After a year of uncertainty waiting for the federal political situation to stabilise, Australian businesses are feeling positive about the future.
A new survey from The Executive Connection revealed that while over 60 per cent of business leaders believe the election had an impact on their company, 83 per cent believe their profitability will grow or remain steady over the next twelve months.
A third of businesses stated they will be actively looking to recruit more staff.
Nikki Potter, CEO of The Executive Connection, believes that the slow softening of the local economy has given businesses time to adjust to the new reality.
“While Australia avoided the brunt of the GFC, there are still ripples of uncertainty which continue to run through the economy. The gradual softening however gave businesses a chance to adapt their strategies to account for the slowdown and remain profitable in these different conditions,” Potter said.
Reduced demand and innovations from competitors were found to be the greatest business challenges for the year ahead.

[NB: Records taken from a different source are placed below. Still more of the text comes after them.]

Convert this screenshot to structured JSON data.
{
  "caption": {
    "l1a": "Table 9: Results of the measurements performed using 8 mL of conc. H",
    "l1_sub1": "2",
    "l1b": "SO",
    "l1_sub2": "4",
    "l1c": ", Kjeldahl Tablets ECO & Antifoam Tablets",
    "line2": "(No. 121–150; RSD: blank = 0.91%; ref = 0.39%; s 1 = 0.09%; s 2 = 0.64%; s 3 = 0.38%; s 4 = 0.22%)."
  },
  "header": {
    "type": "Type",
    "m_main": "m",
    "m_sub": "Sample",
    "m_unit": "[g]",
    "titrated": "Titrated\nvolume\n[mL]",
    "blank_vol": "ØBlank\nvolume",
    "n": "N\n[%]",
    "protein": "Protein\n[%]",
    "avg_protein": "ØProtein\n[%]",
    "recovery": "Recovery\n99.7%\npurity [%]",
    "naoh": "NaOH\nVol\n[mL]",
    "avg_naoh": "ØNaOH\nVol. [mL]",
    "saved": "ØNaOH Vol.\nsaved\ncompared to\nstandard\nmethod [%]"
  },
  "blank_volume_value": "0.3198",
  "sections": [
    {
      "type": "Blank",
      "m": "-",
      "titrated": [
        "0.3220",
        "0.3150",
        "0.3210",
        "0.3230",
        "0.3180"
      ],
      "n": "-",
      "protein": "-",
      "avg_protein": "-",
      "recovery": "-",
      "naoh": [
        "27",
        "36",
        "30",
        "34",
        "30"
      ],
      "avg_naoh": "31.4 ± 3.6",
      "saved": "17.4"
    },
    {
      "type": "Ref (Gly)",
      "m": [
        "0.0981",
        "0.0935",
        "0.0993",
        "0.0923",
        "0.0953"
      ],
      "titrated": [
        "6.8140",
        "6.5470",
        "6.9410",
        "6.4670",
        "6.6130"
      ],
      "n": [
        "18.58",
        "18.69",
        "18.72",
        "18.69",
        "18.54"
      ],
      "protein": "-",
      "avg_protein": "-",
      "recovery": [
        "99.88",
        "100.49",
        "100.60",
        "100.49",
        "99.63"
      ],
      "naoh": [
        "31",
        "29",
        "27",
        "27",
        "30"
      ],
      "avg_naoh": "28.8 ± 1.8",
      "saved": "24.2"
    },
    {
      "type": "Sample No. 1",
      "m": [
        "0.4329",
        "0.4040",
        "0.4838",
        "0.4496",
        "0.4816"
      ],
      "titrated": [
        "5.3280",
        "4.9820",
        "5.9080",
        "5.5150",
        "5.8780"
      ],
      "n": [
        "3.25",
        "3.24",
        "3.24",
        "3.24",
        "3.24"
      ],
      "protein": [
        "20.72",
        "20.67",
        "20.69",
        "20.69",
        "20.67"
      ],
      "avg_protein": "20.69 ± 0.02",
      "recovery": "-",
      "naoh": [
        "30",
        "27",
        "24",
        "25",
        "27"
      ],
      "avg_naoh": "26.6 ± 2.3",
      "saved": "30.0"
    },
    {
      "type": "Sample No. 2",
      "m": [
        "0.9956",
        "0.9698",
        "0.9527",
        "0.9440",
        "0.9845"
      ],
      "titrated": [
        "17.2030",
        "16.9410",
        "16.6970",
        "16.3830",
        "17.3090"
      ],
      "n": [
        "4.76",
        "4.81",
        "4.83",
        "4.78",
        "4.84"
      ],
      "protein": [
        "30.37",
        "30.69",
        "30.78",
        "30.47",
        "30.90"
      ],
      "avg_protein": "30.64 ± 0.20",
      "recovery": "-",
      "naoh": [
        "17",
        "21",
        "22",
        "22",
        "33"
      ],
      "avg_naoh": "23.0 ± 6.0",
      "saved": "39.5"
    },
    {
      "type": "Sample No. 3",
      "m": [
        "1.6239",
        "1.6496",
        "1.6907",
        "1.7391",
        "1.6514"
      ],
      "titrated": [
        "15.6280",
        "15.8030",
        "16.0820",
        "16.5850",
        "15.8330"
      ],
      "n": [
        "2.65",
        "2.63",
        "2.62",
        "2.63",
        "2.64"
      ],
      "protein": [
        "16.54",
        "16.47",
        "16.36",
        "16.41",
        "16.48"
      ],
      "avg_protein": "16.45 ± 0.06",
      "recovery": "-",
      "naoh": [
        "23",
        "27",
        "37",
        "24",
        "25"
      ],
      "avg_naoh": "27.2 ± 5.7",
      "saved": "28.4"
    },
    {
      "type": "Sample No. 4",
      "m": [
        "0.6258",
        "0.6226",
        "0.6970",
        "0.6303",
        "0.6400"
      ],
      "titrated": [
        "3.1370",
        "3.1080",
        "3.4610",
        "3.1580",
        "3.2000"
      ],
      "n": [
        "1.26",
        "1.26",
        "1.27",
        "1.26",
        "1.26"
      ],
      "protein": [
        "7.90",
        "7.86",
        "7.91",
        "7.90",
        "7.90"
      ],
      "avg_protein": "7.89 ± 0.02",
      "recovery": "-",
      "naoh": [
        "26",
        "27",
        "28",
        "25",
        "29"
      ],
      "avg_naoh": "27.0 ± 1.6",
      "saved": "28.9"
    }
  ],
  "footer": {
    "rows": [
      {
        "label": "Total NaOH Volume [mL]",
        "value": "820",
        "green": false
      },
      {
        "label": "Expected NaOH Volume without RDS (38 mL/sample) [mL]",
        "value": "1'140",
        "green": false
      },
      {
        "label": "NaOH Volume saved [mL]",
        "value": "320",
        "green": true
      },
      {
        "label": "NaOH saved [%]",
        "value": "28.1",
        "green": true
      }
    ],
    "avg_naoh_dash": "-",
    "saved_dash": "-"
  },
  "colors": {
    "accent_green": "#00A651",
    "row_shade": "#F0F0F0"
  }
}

Potter said that businesses the keys to success are learning from the mistakes and successes of the competition, and adapting to consumer sentiment.
“The businesses that usually thrive in disruptive times are those who can move quickly. This can give midmarket businesses an advantage, as it can be easier to turn the business on a new course,” Potter said.
The latest Regus Business Confidence Index found that SMBs will be prioritising cheaper IT service providers, higher ROI on advertising and marketing, and staff retention to increase efficiency over the next 12 months.
NSW businesses are the most confident looking ahead. Seventy per cent expect to increase sales in the next year, while South Australians were the least positive with just 31 per cent expecting growth.
Businesses in Western Australia aren’t far behind. Only 43 per cent are projecting a rise in revenue in the next year, hinting at tough conditions due to the slowdown of the mining boom.